The bank’s motion to dismiss the case over jurisdiction failures was denied Friday by U.S. District Judge William Pauley in Manhattan. The bank’s previous bids for dismissal of the case also failed, though some claims were thrown out.
BNY Mellon, based in New York, was accused of disregarding its duties as trustee for investors in mortgage bonds of Countrywide Financial Corp., which collapsed during the financial crisis. The complaint was brought by funds including the City of Grand Rapids General Retirement System and the Retirement Board of the Policemen’s Annuity & Benefit Fund of the City of Chicago.
A BNY Mellon spokesman, Kevin Heine, declined to comment on the ruling.

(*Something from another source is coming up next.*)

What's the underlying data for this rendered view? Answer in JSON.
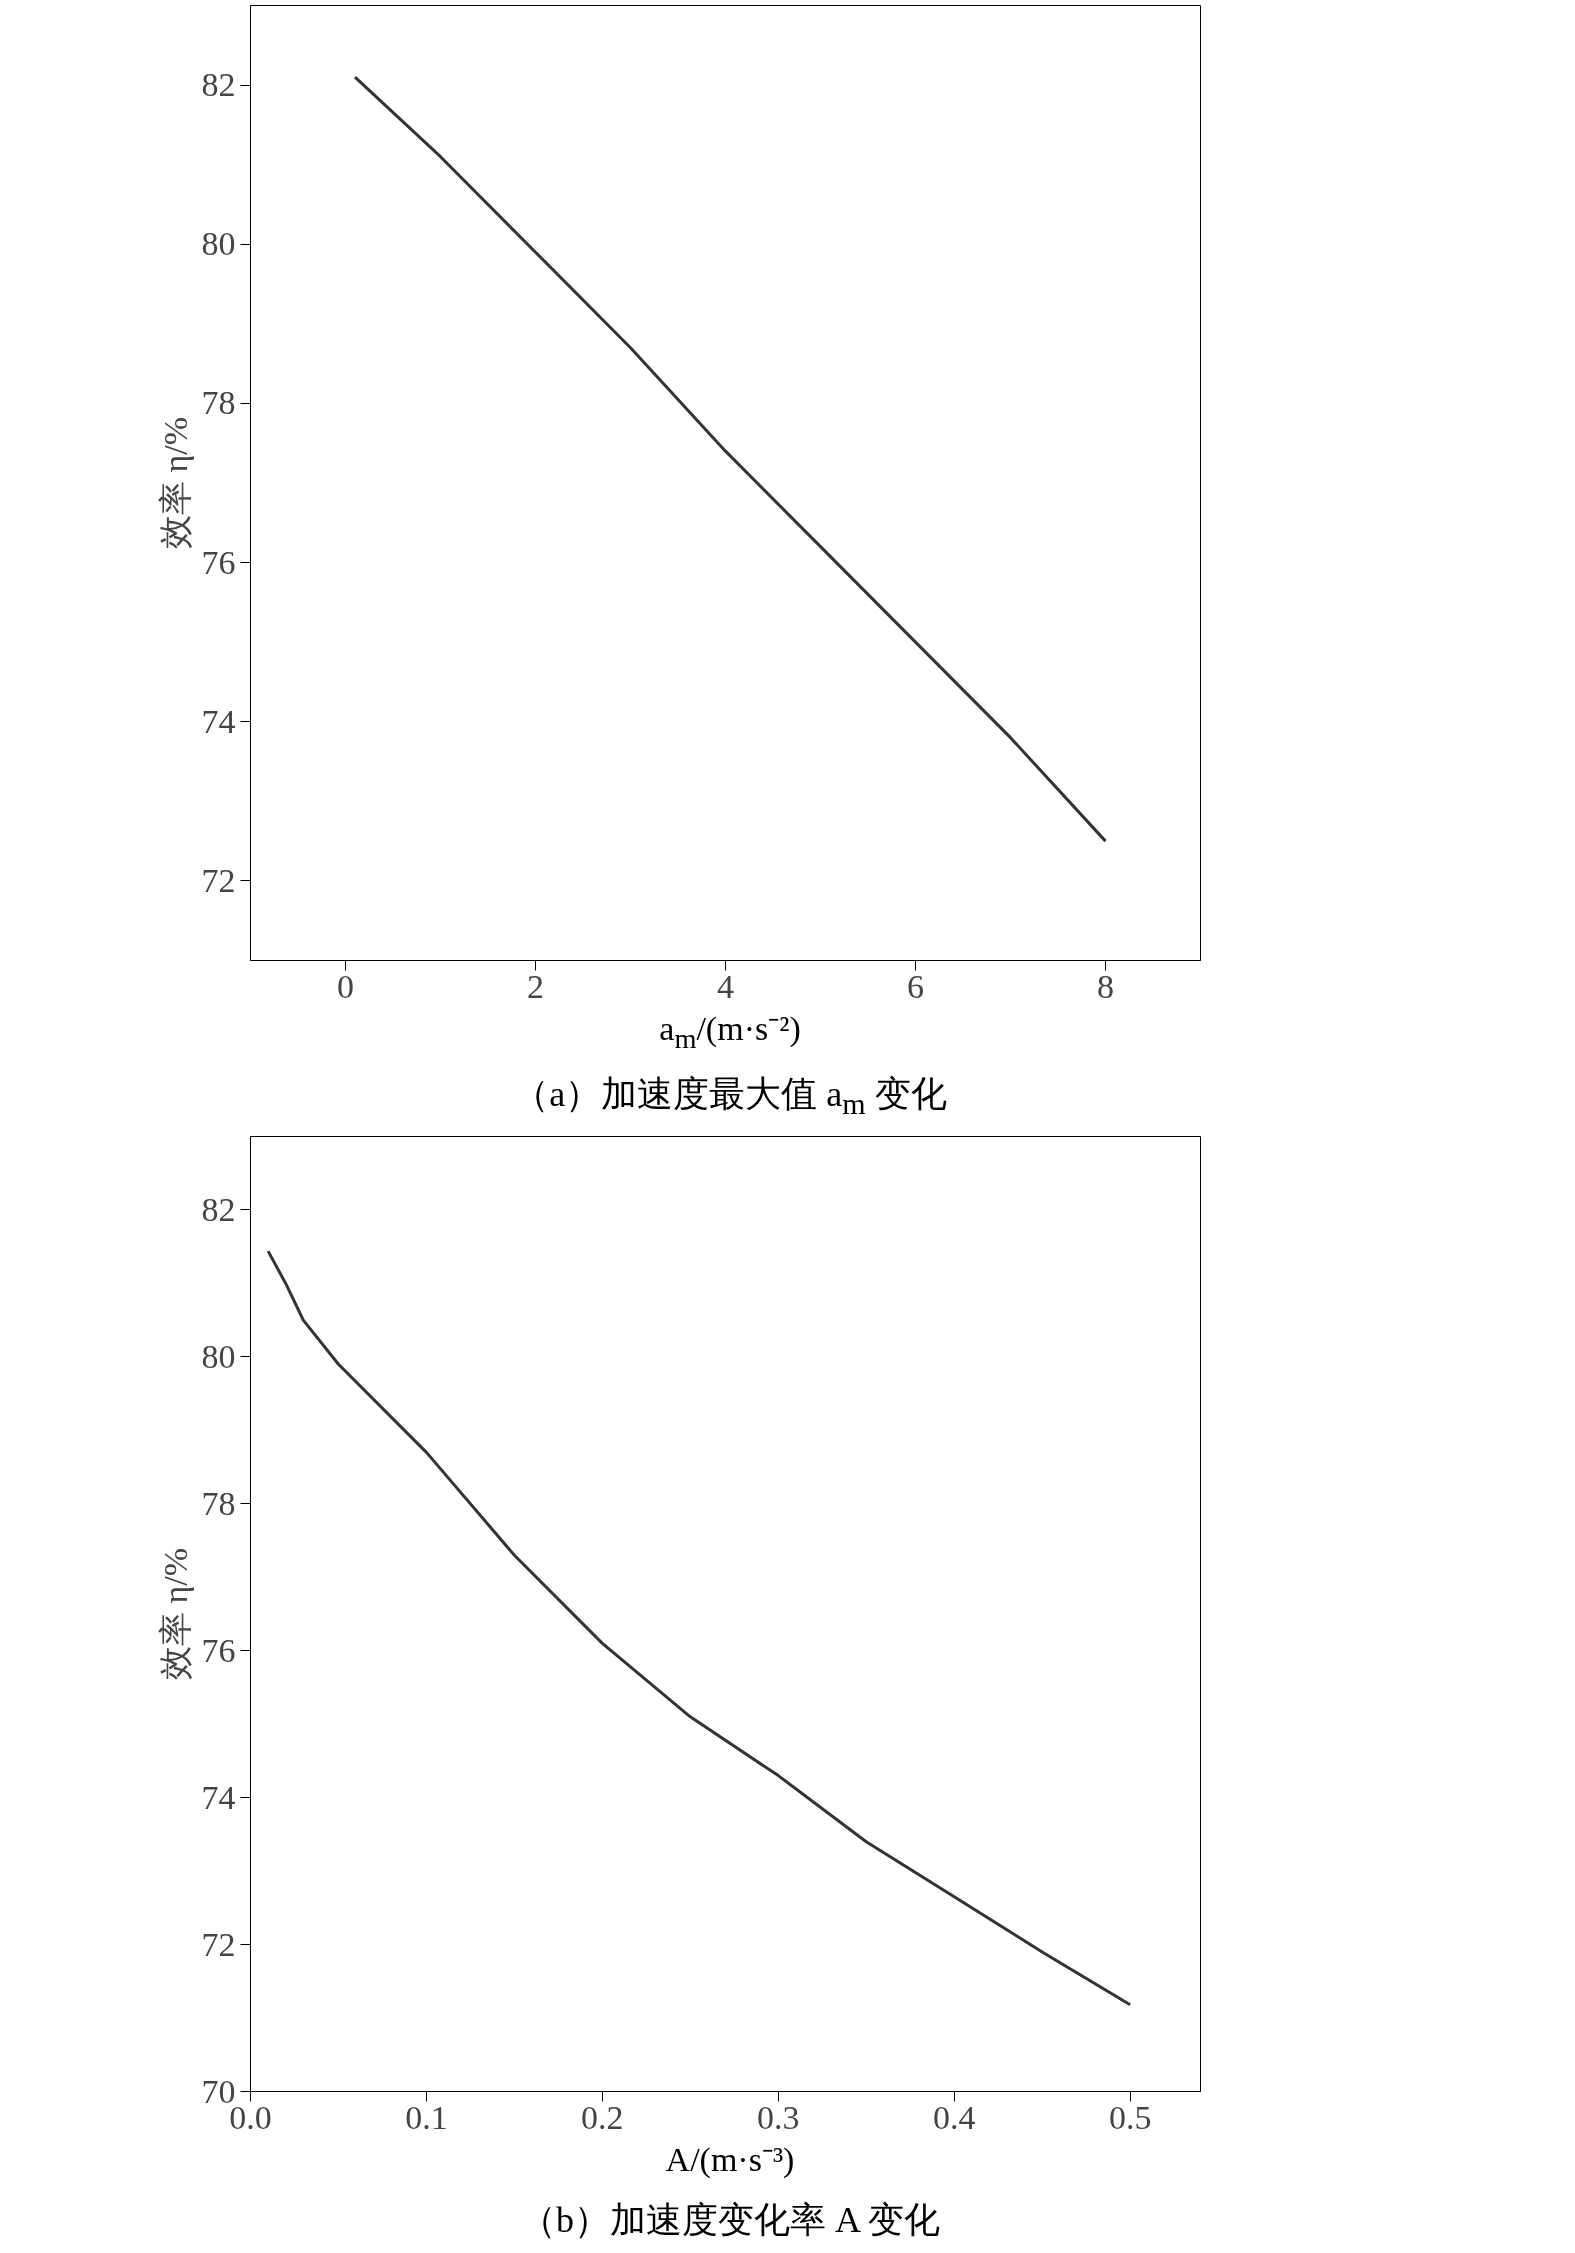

According to the funds, the bank failed to review loan files for mortgages that backed its securities to ensure there were no missing or defective documents. BNY Mellon also failed to act on behalf of investors to make sure that loans with “irregularities” were removed from the pools of mortgages, according to the complaint.
The bank caused bondholders to suffer billions of dollars in damages and created “considerable uncertainty” regarding investors’ ownership interest in the mortgage loans backing their securities, the funds said.
The case is Retirement Board of the Policemen’s Annuity & Benefit Fund of the City of Chicago v. Bank of New York Mellon, 11-cv-05459, U.S. District Court, Southern District of New York (Manhattan).